VII

Una mañana tormentosa, Claude iba conduciendo el gran carro hacia el pueblo para conseguir una carga de madera. Las carreteras estaban empezando a descongelarse y los campos tenían un aspecto negro y sucio. Por aquí y por allá en el oscuro barro, quedaban cortezas de hielo grises, perforadas como un panal, atravesadas por los húmedos tallos de los hierbajos. Mientras el carro traqueteaba por la zona alta justo por encima de Frankfort, Claude se fijó en una nueva y brillante bandera en la cúpula del colegio. Nunca antes la había visto ondear por otro motivo que no fuera el 4 de julio o un mitin político. Hoy era como si la viera por primera vez, sin bandas, sin ruido, sin oradores. Una mancha de color agitada contra el empapado cielo de marzo.

Modificó la ruta para pasar por delante del instituto, detuvo los caballos y esperó unos minutos hasta que sonara la campana del mediodía. Los chicos y chicas más mayores salieron los primeros, una oleada de impermeables y paraguas. En ese momento vio a Gladys Farmer, con un chubasquero amarillo y un sombrero impermeable, y le hizo un gesto con la mano. Ella se acercó al carro.

—Me gusta la decoración —dijo mirando la cúpula.

—Es una bandera de seda que los chicos mayores compraron con el dinero del atletismo. Les advertí que no la izaran con esta lluvia, pero el delegado de la clase me dijo que compraron esa bandera a prueba de tormentas.

—Sube y te llevo a casa.

Ella cogió la mano que le tendía, puso el pie en el eje de la rueda y subió hasta el asiento a su lado.

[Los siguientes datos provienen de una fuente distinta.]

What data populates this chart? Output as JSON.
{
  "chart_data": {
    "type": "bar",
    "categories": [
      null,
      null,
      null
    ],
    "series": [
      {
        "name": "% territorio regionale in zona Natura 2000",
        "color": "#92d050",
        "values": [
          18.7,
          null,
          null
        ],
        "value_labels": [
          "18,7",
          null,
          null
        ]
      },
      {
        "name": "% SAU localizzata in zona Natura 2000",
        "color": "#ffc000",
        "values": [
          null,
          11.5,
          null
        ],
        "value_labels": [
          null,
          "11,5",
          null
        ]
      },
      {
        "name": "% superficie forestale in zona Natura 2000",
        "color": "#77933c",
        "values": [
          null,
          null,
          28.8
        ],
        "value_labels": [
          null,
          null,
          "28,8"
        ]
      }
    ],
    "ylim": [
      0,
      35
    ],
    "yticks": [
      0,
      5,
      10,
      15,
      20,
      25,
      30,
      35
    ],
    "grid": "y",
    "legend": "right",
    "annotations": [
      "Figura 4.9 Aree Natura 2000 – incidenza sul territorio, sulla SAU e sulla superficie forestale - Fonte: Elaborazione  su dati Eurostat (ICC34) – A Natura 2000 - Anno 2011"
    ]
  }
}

Claude hizo un chasquido con la lengua a los caballos.

—¿Así que tus alumnos mayores se sienten belicosos últimamente?

—Mucho, ¿qué opinas tú?

—Creo que tendrán oportunidad de expresar sus sentimientos.

—¿De verdad, Claude? Parece tremendamente irreal.

—Ninguna otra cosa parece muy real, tampoco. Voy a recoger una carga de madera pero no espero poner un solo clavo en ella. Estas cosas no importan ahora. Solo hay una cosa que debemos hacer y solo una cosa que importa, todos lo sabemos.

—¿Sientes que está más cerca cada día?

—Cada día.

Gladys no contestó. Solo le miró seriamente con sus tranquilos y generosos ojos marrones. Se detuvieron en la casa baja cuyas ventanas estaban llenas de flores. Ella le cogió la mano y saltó al suelo, reteniéndola un instante mientras se despedía. Claude condujo de vuelta hacia el almacén de maderas. En un lugar como Frankfort, un chico cuya esposa estaba en China difícilmente podía ir a ver a Gladys sin suscitar habladurías.